The man stared blankly at him. “They come from Gea Kul, traveling far in the night. You will see.” He nodded again, eyes fixed on a point of reference that was not in this world. “You will see.”
The man tilted his head, exposing his neck. It was covered in dark purple bruises, as if he had been gripped by giant hands.
Leah tugged on Cain’s tunic, pointing to the huts. Others had gathered in the shadows, all of them watching silently. They were all as thin as this man, and dressed like beggars, faces as white as parchment. He saw a girl about Leah’s age, standing by someone who might have been her mother, and another woman old enough to be the grandmother.

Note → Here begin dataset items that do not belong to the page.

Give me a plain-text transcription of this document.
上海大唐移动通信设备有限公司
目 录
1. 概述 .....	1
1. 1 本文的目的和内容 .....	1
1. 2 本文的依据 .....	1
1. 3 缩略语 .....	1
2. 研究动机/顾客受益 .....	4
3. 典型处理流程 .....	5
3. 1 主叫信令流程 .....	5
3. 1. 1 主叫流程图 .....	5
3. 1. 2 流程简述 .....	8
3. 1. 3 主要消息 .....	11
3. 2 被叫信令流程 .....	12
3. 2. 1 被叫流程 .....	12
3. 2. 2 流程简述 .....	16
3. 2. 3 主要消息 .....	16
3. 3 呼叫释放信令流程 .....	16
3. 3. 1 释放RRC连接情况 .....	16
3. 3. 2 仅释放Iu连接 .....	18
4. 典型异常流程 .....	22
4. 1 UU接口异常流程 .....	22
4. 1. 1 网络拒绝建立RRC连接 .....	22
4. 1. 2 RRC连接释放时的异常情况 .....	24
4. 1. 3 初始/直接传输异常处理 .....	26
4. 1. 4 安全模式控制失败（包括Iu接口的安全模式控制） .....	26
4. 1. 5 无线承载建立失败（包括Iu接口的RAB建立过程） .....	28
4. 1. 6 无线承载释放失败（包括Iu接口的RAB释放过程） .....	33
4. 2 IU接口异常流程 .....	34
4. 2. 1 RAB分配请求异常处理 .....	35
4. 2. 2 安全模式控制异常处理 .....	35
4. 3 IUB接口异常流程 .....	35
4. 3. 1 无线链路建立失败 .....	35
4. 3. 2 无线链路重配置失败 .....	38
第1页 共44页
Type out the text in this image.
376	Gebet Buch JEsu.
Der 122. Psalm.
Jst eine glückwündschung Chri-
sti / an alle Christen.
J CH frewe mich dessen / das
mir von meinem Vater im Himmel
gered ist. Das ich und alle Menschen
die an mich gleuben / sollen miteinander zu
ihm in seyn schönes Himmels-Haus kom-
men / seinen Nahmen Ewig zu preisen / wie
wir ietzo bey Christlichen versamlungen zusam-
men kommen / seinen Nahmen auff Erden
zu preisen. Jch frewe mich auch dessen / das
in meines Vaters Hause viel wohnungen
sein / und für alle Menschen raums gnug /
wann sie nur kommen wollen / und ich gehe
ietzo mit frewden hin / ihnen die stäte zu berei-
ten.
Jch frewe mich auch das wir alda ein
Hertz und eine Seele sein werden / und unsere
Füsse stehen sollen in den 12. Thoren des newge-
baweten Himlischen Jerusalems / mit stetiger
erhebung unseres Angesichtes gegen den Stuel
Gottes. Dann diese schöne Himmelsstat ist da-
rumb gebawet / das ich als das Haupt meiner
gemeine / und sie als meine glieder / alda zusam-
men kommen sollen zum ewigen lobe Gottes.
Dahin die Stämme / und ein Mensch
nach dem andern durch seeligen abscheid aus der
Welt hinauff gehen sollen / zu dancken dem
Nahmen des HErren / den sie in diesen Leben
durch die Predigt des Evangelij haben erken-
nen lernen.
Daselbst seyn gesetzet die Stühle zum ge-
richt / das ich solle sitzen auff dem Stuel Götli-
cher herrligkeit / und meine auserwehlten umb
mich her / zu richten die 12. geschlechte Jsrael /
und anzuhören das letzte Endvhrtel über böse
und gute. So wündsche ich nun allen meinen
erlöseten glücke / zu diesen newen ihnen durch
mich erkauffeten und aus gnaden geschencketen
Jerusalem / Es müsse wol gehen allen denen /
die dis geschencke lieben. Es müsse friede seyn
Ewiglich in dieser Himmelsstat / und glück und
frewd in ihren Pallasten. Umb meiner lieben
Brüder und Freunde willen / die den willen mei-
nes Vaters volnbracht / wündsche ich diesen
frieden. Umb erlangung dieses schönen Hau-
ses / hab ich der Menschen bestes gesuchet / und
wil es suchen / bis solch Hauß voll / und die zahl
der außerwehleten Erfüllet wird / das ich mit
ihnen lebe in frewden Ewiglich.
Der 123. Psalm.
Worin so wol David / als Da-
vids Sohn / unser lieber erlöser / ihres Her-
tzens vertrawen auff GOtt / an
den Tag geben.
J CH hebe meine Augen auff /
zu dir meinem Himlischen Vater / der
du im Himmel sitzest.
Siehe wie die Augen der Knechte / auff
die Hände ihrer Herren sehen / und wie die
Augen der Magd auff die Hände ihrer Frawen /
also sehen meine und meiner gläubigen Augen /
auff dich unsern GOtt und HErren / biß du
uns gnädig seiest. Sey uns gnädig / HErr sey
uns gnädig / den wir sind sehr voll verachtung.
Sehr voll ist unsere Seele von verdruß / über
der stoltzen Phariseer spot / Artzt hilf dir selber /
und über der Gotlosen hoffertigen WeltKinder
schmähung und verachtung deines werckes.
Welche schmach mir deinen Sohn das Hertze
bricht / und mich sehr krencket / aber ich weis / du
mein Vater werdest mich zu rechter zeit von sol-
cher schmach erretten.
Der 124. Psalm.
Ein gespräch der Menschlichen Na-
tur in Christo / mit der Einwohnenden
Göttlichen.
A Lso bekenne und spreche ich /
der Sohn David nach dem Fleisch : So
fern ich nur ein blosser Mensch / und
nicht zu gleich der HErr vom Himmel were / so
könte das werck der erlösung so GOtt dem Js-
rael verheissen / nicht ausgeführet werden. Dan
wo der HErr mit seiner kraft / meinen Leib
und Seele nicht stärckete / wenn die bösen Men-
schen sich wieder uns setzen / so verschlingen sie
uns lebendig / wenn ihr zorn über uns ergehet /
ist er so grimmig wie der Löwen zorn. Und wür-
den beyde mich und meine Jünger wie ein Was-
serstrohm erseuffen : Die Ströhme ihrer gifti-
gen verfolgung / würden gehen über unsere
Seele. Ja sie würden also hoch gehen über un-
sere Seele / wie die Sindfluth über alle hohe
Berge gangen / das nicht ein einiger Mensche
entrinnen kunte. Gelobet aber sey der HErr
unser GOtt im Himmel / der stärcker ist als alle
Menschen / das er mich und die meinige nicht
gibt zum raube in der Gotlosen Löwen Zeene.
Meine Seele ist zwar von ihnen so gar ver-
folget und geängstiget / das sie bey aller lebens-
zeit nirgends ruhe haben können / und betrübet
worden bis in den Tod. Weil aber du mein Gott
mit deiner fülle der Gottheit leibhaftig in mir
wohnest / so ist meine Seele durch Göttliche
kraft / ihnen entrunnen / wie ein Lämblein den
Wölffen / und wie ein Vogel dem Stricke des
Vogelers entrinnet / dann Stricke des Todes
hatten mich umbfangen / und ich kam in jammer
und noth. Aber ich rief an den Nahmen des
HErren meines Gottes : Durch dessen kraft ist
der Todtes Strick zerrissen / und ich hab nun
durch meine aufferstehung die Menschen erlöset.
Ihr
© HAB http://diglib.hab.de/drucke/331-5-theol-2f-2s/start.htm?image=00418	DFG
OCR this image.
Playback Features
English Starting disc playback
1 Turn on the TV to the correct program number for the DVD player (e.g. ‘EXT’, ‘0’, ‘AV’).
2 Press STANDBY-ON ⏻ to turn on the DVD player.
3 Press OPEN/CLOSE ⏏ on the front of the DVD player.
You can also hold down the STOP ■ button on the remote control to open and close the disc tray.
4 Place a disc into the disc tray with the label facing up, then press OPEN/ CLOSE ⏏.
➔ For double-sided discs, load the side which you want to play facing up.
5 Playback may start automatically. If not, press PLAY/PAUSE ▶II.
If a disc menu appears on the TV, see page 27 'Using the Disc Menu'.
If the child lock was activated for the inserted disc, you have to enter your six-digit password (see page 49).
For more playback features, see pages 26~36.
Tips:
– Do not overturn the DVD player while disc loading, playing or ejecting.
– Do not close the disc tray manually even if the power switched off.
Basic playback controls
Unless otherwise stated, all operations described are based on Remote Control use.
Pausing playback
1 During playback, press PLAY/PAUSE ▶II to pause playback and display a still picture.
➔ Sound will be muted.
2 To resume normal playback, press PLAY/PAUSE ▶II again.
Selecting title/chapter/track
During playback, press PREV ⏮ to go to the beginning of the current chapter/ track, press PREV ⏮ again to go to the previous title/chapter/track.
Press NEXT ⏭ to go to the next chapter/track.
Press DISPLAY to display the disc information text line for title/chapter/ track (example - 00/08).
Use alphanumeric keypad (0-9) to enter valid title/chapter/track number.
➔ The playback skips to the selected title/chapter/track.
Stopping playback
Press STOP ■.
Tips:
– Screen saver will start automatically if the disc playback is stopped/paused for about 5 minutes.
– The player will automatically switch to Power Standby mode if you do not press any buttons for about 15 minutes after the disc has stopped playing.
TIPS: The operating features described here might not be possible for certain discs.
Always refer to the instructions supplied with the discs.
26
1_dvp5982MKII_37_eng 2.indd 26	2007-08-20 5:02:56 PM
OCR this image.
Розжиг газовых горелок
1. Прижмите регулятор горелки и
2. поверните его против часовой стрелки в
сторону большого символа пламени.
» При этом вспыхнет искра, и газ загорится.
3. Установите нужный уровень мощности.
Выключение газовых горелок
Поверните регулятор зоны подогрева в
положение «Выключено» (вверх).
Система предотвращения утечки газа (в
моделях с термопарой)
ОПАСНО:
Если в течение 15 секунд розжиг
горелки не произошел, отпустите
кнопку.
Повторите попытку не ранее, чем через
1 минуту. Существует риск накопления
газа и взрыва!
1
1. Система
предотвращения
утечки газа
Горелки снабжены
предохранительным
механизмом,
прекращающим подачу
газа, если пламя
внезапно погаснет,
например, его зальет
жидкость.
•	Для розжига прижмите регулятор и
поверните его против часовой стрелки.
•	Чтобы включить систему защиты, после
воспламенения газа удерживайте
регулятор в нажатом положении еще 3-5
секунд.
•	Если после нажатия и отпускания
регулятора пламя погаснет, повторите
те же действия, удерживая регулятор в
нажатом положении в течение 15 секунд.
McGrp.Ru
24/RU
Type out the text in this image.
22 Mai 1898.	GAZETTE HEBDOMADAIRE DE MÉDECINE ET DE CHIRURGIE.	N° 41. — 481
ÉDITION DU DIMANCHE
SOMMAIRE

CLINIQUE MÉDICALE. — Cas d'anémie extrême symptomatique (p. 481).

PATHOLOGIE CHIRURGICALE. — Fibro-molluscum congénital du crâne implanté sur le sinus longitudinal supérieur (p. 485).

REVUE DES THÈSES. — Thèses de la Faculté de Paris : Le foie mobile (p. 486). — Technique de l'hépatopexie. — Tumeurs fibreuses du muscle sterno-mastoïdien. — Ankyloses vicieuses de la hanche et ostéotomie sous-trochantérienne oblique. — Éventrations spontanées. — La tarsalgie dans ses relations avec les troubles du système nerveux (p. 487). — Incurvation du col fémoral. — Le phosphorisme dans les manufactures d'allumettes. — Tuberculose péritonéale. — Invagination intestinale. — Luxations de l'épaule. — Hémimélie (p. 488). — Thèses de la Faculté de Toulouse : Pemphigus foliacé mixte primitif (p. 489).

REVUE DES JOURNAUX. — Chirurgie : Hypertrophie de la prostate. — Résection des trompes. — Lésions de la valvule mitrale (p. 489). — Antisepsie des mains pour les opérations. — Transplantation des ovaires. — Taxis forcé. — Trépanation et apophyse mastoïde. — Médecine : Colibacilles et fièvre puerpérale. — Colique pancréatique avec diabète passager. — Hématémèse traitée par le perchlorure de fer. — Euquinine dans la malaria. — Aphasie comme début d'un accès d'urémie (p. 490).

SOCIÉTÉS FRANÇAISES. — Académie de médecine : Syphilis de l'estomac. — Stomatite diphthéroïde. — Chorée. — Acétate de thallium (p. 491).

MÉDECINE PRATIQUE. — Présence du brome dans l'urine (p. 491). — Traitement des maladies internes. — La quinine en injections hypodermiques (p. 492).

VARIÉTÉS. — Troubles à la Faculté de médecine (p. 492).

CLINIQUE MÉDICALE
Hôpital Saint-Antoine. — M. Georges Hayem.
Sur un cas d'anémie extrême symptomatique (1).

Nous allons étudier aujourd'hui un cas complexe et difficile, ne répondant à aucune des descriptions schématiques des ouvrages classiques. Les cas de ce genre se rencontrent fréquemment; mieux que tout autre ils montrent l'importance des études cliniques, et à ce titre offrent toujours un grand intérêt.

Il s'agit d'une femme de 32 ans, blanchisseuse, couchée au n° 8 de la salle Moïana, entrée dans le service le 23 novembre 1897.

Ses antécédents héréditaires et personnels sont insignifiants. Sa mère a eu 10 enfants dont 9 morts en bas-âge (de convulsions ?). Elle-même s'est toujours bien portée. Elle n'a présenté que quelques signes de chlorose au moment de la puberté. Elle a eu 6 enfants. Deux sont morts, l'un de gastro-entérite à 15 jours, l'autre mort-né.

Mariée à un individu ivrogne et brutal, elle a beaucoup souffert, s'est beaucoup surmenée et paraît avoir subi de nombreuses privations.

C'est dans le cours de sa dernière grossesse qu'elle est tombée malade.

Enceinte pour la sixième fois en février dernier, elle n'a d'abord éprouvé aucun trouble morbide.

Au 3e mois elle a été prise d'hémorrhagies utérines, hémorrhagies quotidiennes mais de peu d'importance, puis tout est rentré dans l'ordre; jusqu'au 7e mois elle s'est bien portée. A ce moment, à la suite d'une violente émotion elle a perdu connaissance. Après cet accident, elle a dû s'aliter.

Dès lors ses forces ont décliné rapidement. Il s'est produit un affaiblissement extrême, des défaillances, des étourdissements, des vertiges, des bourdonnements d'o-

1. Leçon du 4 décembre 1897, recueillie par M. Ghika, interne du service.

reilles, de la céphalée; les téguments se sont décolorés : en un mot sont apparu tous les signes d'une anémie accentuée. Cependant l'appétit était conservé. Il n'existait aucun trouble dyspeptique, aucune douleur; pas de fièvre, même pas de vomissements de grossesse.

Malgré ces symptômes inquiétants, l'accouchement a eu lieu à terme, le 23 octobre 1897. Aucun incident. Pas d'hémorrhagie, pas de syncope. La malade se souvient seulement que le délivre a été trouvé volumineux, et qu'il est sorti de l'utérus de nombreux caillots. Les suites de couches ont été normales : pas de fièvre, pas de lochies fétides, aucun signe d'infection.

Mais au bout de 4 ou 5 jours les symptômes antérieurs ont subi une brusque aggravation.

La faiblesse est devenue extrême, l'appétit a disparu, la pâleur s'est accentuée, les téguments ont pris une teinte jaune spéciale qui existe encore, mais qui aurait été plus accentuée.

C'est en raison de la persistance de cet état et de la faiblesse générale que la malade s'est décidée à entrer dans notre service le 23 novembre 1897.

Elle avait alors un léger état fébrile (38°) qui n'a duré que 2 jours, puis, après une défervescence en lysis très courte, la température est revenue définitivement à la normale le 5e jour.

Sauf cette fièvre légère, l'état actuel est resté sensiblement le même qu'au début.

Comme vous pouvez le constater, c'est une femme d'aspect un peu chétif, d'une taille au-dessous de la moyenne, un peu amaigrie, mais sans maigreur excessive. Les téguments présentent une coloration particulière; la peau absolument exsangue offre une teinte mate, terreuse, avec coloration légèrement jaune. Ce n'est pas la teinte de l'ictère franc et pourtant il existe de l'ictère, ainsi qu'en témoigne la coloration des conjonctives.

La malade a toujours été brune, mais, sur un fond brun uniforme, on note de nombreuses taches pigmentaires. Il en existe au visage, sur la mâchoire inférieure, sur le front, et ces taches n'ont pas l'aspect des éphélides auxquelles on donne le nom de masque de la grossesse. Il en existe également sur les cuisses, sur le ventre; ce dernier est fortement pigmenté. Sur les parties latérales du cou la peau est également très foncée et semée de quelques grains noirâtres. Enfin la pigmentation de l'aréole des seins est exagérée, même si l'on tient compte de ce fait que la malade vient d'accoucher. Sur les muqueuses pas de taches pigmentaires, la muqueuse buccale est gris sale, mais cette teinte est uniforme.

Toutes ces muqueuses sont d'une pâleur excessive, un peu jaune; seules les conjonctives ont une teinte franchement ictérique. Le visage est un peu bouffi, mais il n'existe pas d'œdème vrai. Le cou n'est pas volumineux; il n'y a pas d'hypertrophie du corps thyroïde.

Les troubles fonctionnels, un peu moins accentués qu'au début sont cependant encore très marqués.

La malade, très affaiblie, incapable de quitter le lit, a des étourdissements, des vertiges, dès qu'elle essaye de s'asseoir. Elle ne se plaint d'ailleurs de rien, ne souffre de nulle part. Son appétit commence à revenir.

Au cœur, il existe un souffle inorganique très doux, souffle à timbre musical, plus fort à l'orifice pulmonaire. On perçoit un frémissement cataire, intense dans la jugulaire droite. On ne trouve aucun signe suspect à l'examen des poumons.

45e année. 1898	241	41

An old wound tugged at him, an emotion he refused to acknowledge.
Cain reached into his rucksack, removing some of the seeds he had collected back in Lord Brand’s manor. “There is black magic in these,” he said, extending his hand toward their visitor. “You may have them, if you help us find lodging. Plant them outside your door during the day, and at night they will grow up into a forest of roots. You must be careful, because they will grab and hold anyone within reach. But they may also protect you from what preys upon you. Black magic is not discriminating about that which it entraps.”
The man snatched the seeds away. He looked around furtively, as if expecting an attack at any moment.
“Come with me,” he said.
The man led them through the narrow streets without speaking, shuffling from side to side. The sky darkened as evening came on swiftly. The rain continued to patter down. They saw no others on the way, but as they left Lower Kurast and neared the docks, they began to hear music: a lyre, from the sound of it, plinking out a muffled tune, accompanied by raised voices. They followed the strange little man down a wider street, the buildings no longer quite as deserted. A light glowed from one window, and farther down was a row of abandoned shops, the windows of the largest of them filled with light.
“The Red Circle,” the man whispered. “They may have rooms, for a price. Good luck to you.” He melted into the shadows and disappeared, leaving them alone.
The smell of cooking meat came from the inn. They heard the sound of something shattering. As Mikulov opened the door, more smells and sounds assaulted them, a raucous mixture of food and human sweat, off-key strumming, hoarse singing, and lots of conversation. The inn was packed with people, some of them belting out songs accompanied by a lyre in one corner, others sitting at tables over mugs of ale.
Almost immediately, one of the drunken men spied them and waddled over, taking Cain by the arm with a grip of iron and pulling him inside.
“This is no place for a girl!” the man roared into Cain’s face, his beard dripping with sweat. The man gestured at Leah. “What do you mean, bringing her here?” Then he winked. He wasn’t as tall as Cain, but his body was solidly built. Mikulov tensed, but Cain made a calming gesture and let himself be led forward, into the fray.